In June 2022, I visited Charleston, South Carolina for the first time. My niece and her husband planned a family trip to this historic city. They arranged an extensive black history tour with a local tour company. We departed from the Charleston Visitor Center for our two hour tour. Our energetic and knowledgeable guide took us on a motorized tour onboard his comfortable 25 passenger van. We settled in our seats and knew we wouldn’t have a dull moment.
We passed the Old Slave Mart Museum. Inside, visitors can get a true sense of the realities of American enslavement while physically being present in a space where people of African descent were shuttled to, inspected, bid on, became the personal property of the highest bidder, and whisked away with or without the family members with whom they came with.

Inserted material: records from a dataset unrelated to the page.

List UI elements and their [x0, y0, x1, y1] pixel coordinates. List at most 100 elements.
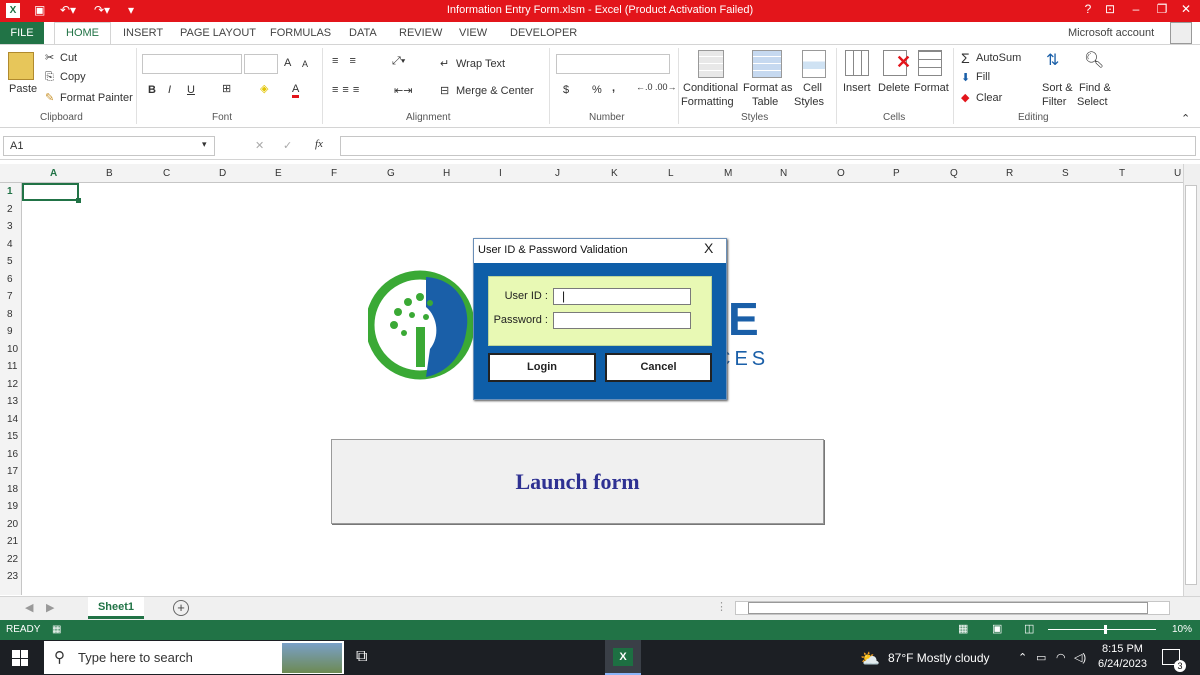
copy-icon[interactable]: ⎘ — [45, 71, 54, 84]
font-color-button[interactable]: A — [292, 83, 300, 98]
volume-icon[interactable]: ◁) — [1074, 651, 1086, 664]
format-painter-icon[interactable]: ✎ — [45, 91, 54, 104]
copy-button[interactable]: Copy — [60, 71, 86, 83]
horizontal-scroll-thumb[interactable] — [748, 602, 1148, 614]
row-header[interactable]: 4 — [0, 239, 22, 250]
autosum-icon[interactable]: Σ — [961, 50, 970, 66]
decimal-icon[interactable]: ←.0 .00→ — [636, 82, 677, 92]
delete-button[interactable]: Delete — [878, 82, 910, 94]
column-header[interactable]: T — [1119, 168, 1125, 179]
prev-sheet-icon[interactable]: ◀ — [25, 601, 33, 614]
row-header[interactable]: 10 — [0, 344, 22, 355]
name-box[interactable]: A1 — [3, 136, 215, 156]
formula-input[interactable] — [340, 136, 1196, 156]
font-name-combo[interactable] — [142, 54, 242, 74]
dialog-close-button[interactable]: X — [704, 240, 713, 256]
restore-icon[interactable]: ❐ — [1152, 2, 1172, 16]
tab-file[interactable]: FILE — [0, 22, 44, 44]
wrap-text-icon[interactable]: ↵ — [440, 57, 449, 70]
row-header[interactable]: 8 — [0, 309, 22, 320]
row-header[interactable]: 13 — [0, 396, 22, 407]
clear-button[interactable]: Clear — [976, 92, 1002, 104]
row-header[interactable]: 11 — [0, 361, 22, 372]
column-header[interactable]: B — [106, 168, 113, 179]
grow-font-button[interactable]: A — [284, 57, 291, 69]
next-sheet-icon[interactable]: ▶ — [46, 601, 54, 614]
indent-icon[interactable]: ⇤⇥ — [394, 84, 412, 97]
format-as-table-button[interactable]: Format as — [743, 82, 793, 94]
add-sheet-button[interactable]: + — [173, 600, 189, 616]
tab-home[interactable]: HOME — [54, 22, 111, 45]
underline-button[interactable]: U — [187, 84, 195, 96]
avatar[interactable] — [1170, 22, 1192, 44]
insert-function-button[interactable]: fx — [315, 138, 323, 150]
orientation-icon[interactable]: ⤢▾ — [392, 55, 405, 68]
row-header[interactable]: 17 — [0, 466, 22, 477]
column-header[interactable]: H — [443, 168, 450, 179]
format-painter-button[interactable]: Format Painter — [60, 92, 133, 104]
account-menu[interactable]: Microsoft account — [1068, 27, 1154, 39]
cell-styles-icon[interactable] — [802, 50, 826, 78]
currency-button[interactable]: $ — [563, 84, 569, 96]
cut-icon[interactable]: ✂ — [45, 51, 54, 64]
weather-text[interactable]: 87°F Mostly cloudy — [888, 651, 990, 665]
sheet-tab-sheet1[interactable]: Sheet1 — [88, 597, 144, 619]
row-header[interactable]: 2 — [0, 204, 22, 215]
selected-cell[interactable] — [22, 183, 79, 201]
row-header[interactable]: 1 — [0, 186, 22, 197]
column-header[interactable]: D — [219, 168, 226, 179]
bold-button[interactable]: B — [148, 84, 156, 96]
help-icon[interactable]: ? — [1078, 2, 1098, 16]
find-select-button[interactable]: Find & — [1079, 82, 1111, 94]
vertical-scroll-thumb[interactable] — [1185, 185, 1197, 585]
tab-page-layout[interactable]: PAGE LAYOUT — [180, 27, 256, 39]
italic-button[interactable]: I — [168, 84, 171, 96]
column-header[interactable]: U — [1174, 168, 1181, 179]
column-header[interactable]: O — [837, 168, 845, 179]
autosum-button[interactable]: AutoSum — [976, 52, 1021, 64]
column-header[interactable]: K — [611, 168, 618, 179]
column-header[interactable]: N — [780, 168, 787, 179]
normal-view-icon[interactable]: ▦ — [958, 622, 968, 635]
cancel-entry-icon[interactable]: ✕ — [255, 139, 264, 152]
format-cells-icon[interactable] — [918, 50, 942, 76]
find-select-icon[interactable]: 🔍︎ — [1084, 50, 1104, 70]
fill-icon[interactable]: ⬇ — [961, 71, 970, 84]
sort-filter-icon[interactable]: ⇅ — [1046, 50, 1059, 70]
row-header[interactable]: 19 — [0, 501, 22, 512]
page-layout-view-icon[interactable]: ▣ — [992, 622, 1002, 635]
clock-time[interactable]: 8:15 PM — [1102, 643, 1143, 655]
zoom-slider-thumb[interactable] — [1104, 625, 1107, 634]
column-header[interactable]: R — [1006, 168, 1013, 179]
tab-review[interactable]: REVIEW — [399, 27, 442, 39]
zoom-slider[interactable] — [1048, 629, 1156, 630]
sort-filter-button[interactable]: Sort & — [1042, 82, 1073, 94]
tab-split-handle[interactable]: ⋮ — [716, 600, 727, 613]
row-header[interactable]: 12 — [0, 379, 22, 390]
row-header[interactable]: 9 — [0, 326, 22, 337]
font-size-combo[interactable] — [244, 54, 278, 74]
format-button[interactable]: Format — [914, 82, 949, 94]
clear-icon[interactable]: ◆ — [961, 91, 969, 104]
row-header[interactable]: 18 — [0, 484, 22, 495]
conditional-formatting-button[interactable]: Conditional — [683, 82, 738, 94]
shrink-font-button[interactable]: A — [302, 59, 308, 69]
top-align-icon[interactable]: ≡ ≡ — [332, 55, 360, 67]
tab-developer[interactable]: DEVELOPER — [510, 27, 577, 39]
number-format-combo[interactable] — [556, 54, 670, 74]
column-header[interactable]: J — [555, 168, 560, 179]
row-header[interactable]: 15 — [0, 431, 22, 442]
user-id-input[interactable]: | — [553, 288, 691, 305]
column-header[interactable]: A — [50, 168, 57, 179]
row-header[interactable]: 16 — [0, 449, 22, 460]
tab-formulas[interactable]: FORMULAS — [270, 27, 331, 39]
cut-button[interactable]: Cut — [60, 52, 77, 64]
paste-button[interactable]: Paste — [9, 83, 37, 95]
column-header[interactable]: P — [893, 168, 900, 179]
launch-form-button[interactable]: Launch form — [331, 439, 824, 524]
row-header[interactable]: 14 — [0, 414, 22, 425]
column-header[interactable]: G — [387, 168, 395, 179]
macro-record-icon[interactable]: ▦ — [52, 624, 61, 635]
row-header[interactable]: 20 — [0, 519, 22, 530]
ribbon-display-icon[interactable]: ⊡ — [1100, 2, 1120, 16]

It was in Charleston that I learned about the Brown Fellowship Society, an elite social club and mutual aid society founded on November 1, 1790 by five free mulattoes in the city. This society symbolized the existence of class and color consciousness within Charleston’s black community.
The membership was limited to fifty “free brown men of good character” and their descendants, who could afford the $50 membership fee. There were clubhouses for monthly meetings and traditional lore claims that no person whose skin was darker than the color of the meeting house door would be considered for membership. It was explained by our tour guide that many of the society’s members were skilled craftsmen who had developed significant contacts with influential white Charlestonian. They shared upper-class interests and values. The original founders were members of the predominantly white St. Philip’s Episcopal Church.
Later generations of members belonged to St. Mark’s Episcopal Church, a black congregation with a reputation for distancing itself socially from poorer and darker-skinned people in Charleston. Apparently, this association with prominent white people was reflected in the bylaws of the organization. The discussions of controversial religious or political subjects such as slavery were prohibited.
I was surprised to learn that many of the Brown Fellowship Society members were slave owners. They treatment of their chattel property ranged from exploitation to humanitarianism. Apparently many were family members, bought to keep them close for protection. Some were bought and used for profit. Many slave owners left ownership of enslaved people to surviving members of their families.
The free black members of the organization operated under the motto “Charity and Benevolence.” The society provided a school for its members and their families as well as subsidized the Minors’ Moralist Society for the education of poor black children. The society paid insurance and death benefits to widows and orphans of deceased members and oversaw the burial of deceased members in a private cemetery that was maintained by the society. There was also a credit union where members could get loans to finance home improvements, start small businesses, or borrow to pay bills.
The mutual aid society’s goals were to provide needed benefits to their communities. In the South, it was difficult to sustain a black organization since assemblies of non-whites were considered dangerous. Some historians wrote that Charleston stratified individuals by three race descriptions, white, black, and mulatto. Mulattoes were more likely to avoid the most severe oppressive measures carried out by white people. They were more successful and this was the reason class and financial distinctions were main considerations for admission to the Brown Fellowship Society.
After returning home, I researched this society. Some historians wrote this is an example how racism and colorism affected the black community itself. Lighter skinned black people considered themselves superior to darker skinned black people. Although still considered inferior by the white population, their lighter skin was beneficial to them getting their freedom, while darker skinned black people remained enslaved. Their affluent jobs still did not prevent them from racial prejudice.
In the book, The African Americans, Many Rivers to Cross,
the authors wrote that many of the members came to the United States as the
result of the Haitian Revolution and felt little in common with the enslaved
people who surrounded them. Members of the society were still Negroes. They
could not vote, serve on juries, or testify against white people. They were not
free to marry or move without fear. If they left the state, laws prevented them
from returning.
They had no civil rights.
In 1890, the organization changed its name to the Century Fellowship Society and in 1907, included a women’s auxiliary named the Daughters of the Century Fellowship Society. According to our knowledgeable tour guide, this organization continued to exist into the twentieth century. As he told us at the beginning of the tour, there would never be a dull moment.
Francie Mae. June 9, 2023.
References
Barga, Michael. Brown Fellowship Society (1790-1945). Website. Accessed June 8, 2023.
Gates Jr., Henry Louis and Yacovone, Donald. October 2013. The African Americans. Many Rivers To Cross. 1st edition. United States. Smiley Books.
History, Encyclopedias, almanacs transcripts and maps. Brown Fellowship Society. Website. Accessed June 8, 2023.